QUOTE(Reba @ Sep 3 2008, 06:29 PM)

I dunno if they do this in other parts of the US, but for some unfathomable reason, "evening" starts at around 10AM here!
You live in Nawth Keh'lahnah? I lived there for 200 years (1984-1986). It's a different world. When I found myself driving behind a man who was wearing a hat, I knew that I would grow old before I reached my destination. In Charlotte (named after an English queen, si man?), when the stoplights turned red, people rocked their cars back & forth over the pressure-plates in the pavement to try to get the lights to change. Also in Charlotte, you could come to the intersection of Queens Road & Queens Road. Carolinian English is less a dialect than it is a throat-disease.
Most tellingly, the temperature one night in Charlotte fell to 5 degrees F. (an all-time record). The next day, my acquaintances were saying "Ah nearly froze mah AY-ss off!" Having grown up in (and having moved from) Iowa, I was hard-put to keep from LAUGHING my ay-ss off, thinking "Is THIS as cold as it gets?"
Also, even the passing mention of a possible snowflake caused businesses to close, schools to be let out, and the "barbaric cottonheads" (secret Yanqui term for the natives) to rush to the supermarkets to clear the shelves of bread, milk, and Spam. (North Carolinians are the world's heaviest consumers of Spam, si man.) THAT was always funny. (For those unfamiliar with Spam, it's a canned glop that likely consists of meat by-products, moose-droppings, Hamster Yummies, and probably also a few hamsters themselves. Even slathering it in treacle would not much increase its palatability.)

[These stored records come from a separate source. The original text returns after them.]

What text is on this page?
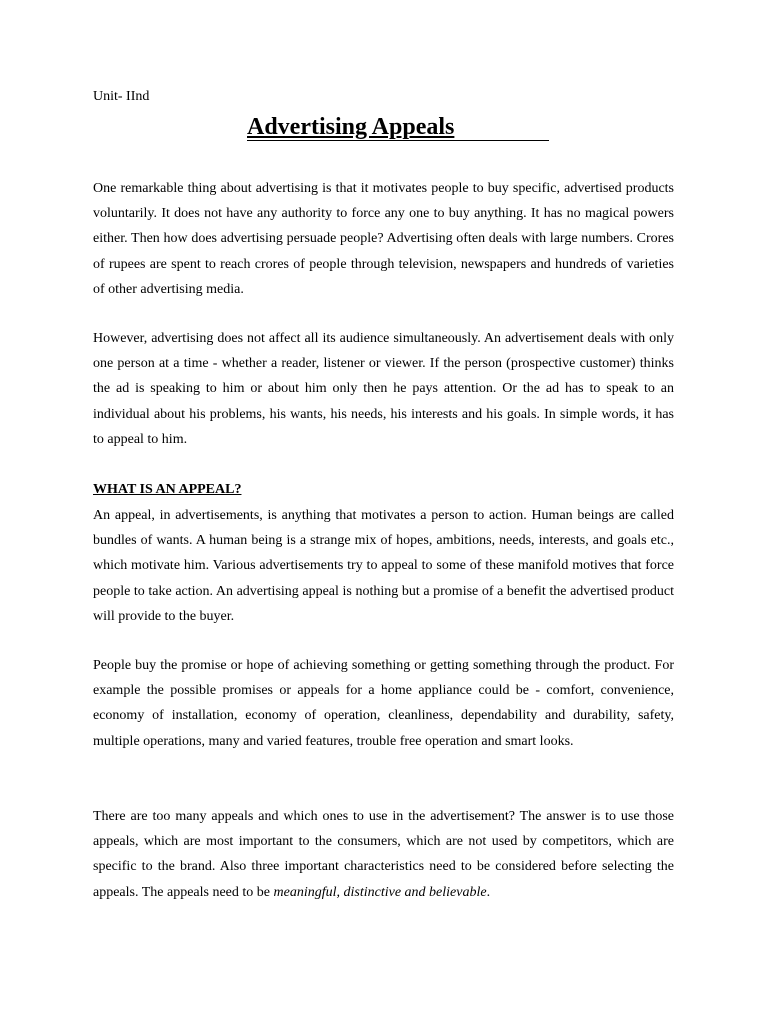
Unit- IInd
Advertising Appeals

One remarkable thing about advertising is that it motivates people to buy specific, advertised products voluntarily. It does not have any authority to force any one to buy anything. It has no magical powers either. Then how does advertising persuade people? Advertising often deals with large numbers. Crores of rupees are spent to reach crores of people through television, newspapers and hundreds of varieties of other advertising media.

However, advertising does not affect all its audience simultaneously. An advertisement deals with only one person at a time - whether a reader, listener or viewer. If the person (prospective customer) thinks the ad is speaking to him or about him only then he pays attention. Or the ad has to speak to an individual about his problems, his wants, his needs, his interests and his goals. In simple words, it has to appeal to him.

WHAT IS AN APPEAL?

An appeal, in advertisements, is anything that motivates a person to action. Human beings are called bundles of wants. A human being is a strange mix of hopes, ambitions, needs, interests, and goals etc., which motivate him. Various advertisements try to appeal to some of these manifold motives that force people to take action. An advertising appeal is nothing but a promise of a benefit the advertised product will provide to the buyer.

People buy the promise or hope of achieving something or getting something through the product. For example the possible promises or appeals for a home appliance could be - comfort, convenience, economy of installation, economy of operation, cleanliness, dependability and durability, safety, multiple operations, many and varied features, trouble free operation and smart looks.

There are too many appeals and which ones to use in the advertisement? The answer is to use those appeals, which are most important to the consumers, which are not used by competitors, which are specific to the brand. Also three important characteristics need to be considered before selecting the appeals. The appeals need to be meaningful, distinctive and believable.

My most lasting memory of Charlotte was when a buddy (from Philadelphia) & I were sitting in a trendy bar, nursing our drinks and sedately watching the social action go on around us. After several contemplative minutes, he turned to me and said, "You know what I would really like to encounter someday?" I asked, "What?" He said, "A Southern woman... with a MIND." I nodded solemnly, and we returned to our observation.
On the basis of my experience, the transgression of referring to morning or afternoon as "evening" is neither weighty nor out of character for North Carolina. However, it IS enough to drive one to drink. "Bartender! Tap me up a cold treacle and set it on the bar!" Si, man.